Ashmed (1997): when we can no longer assume that the subject has an identity in a form of a
properly defined place of belonging, the required is an analysis of the process and structures of
identification where identities come to be seen as such place of belonging.

Different Forms of Constructivism: From Linguistic Monism to Poststructuralism


- Constructivism positions may take many forms from linguistic monism where linguistic
construction is taken to be generative and deterministic through instrumentalist accounts.

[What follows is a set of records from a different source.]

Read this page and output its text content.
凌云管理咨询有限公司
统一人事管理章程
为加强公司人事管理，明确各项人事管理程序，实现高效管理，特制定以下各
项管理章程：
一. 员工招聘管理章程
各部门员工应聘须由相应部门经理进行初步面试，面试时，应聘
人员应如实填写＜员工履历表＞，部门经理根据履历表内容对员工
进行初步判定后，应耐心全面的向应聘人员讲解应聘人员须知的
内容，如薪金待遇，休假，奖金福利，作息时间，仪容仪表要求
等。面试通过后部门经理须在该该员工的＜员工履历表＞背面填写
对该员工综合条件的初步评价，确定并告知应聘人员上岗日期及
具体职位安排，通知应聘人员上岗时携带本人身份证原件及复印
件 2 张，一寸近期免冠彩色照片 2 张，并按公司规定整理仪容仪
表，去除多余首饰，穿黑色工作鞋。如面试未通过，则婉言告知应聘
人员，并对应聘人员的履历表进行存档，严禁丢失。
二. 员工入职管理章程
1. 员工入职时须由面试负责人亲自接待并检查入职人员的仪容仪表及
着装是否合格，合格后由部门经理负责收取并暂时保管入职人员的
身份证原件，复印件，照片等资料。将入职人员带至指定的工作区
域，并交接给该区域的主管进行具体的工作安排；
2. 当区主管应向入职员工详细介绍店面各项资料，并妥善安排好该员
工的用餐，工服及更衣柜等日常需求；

Difficulties arising from linguistic monism:


1. if the act of construction is understood as a purely verbal act.
- it is unclear how such an act would be linked to the materially real
- because, ethnic markers place certain limitations on what could be “constructed”
verbally.
2. as with instrumentalist accounts
- construction is still understood as a unilateral process initiated from above

- reinforcing a top-down view of the production of ethnic identity which leaves little
space for human agency and resistance.

3. both of these positions fail to account for the force of ethnic identification by treating it either
as a matter of individual choice, or as a matter of elite manipulation.

- Alternative: Poststructuralist explanation to constructivism


- It is necessary to identify what main features such a position would have
to contain.

- it has to break with the view of ethnic identity as either imposed or


merely subjective.
- it must provide us with an account of the subject and of identification.

- it must be able to address the complexity and hybridity of identities, while avoiding linguistic
determinism.

- Therefore, it must contain a plausible interpretation of materiality and its role in the production
of images for identification.

- The latter is important if one is to accommodate the force of radicalized identities without
giving way to the spuriousness of a sociobiological approach.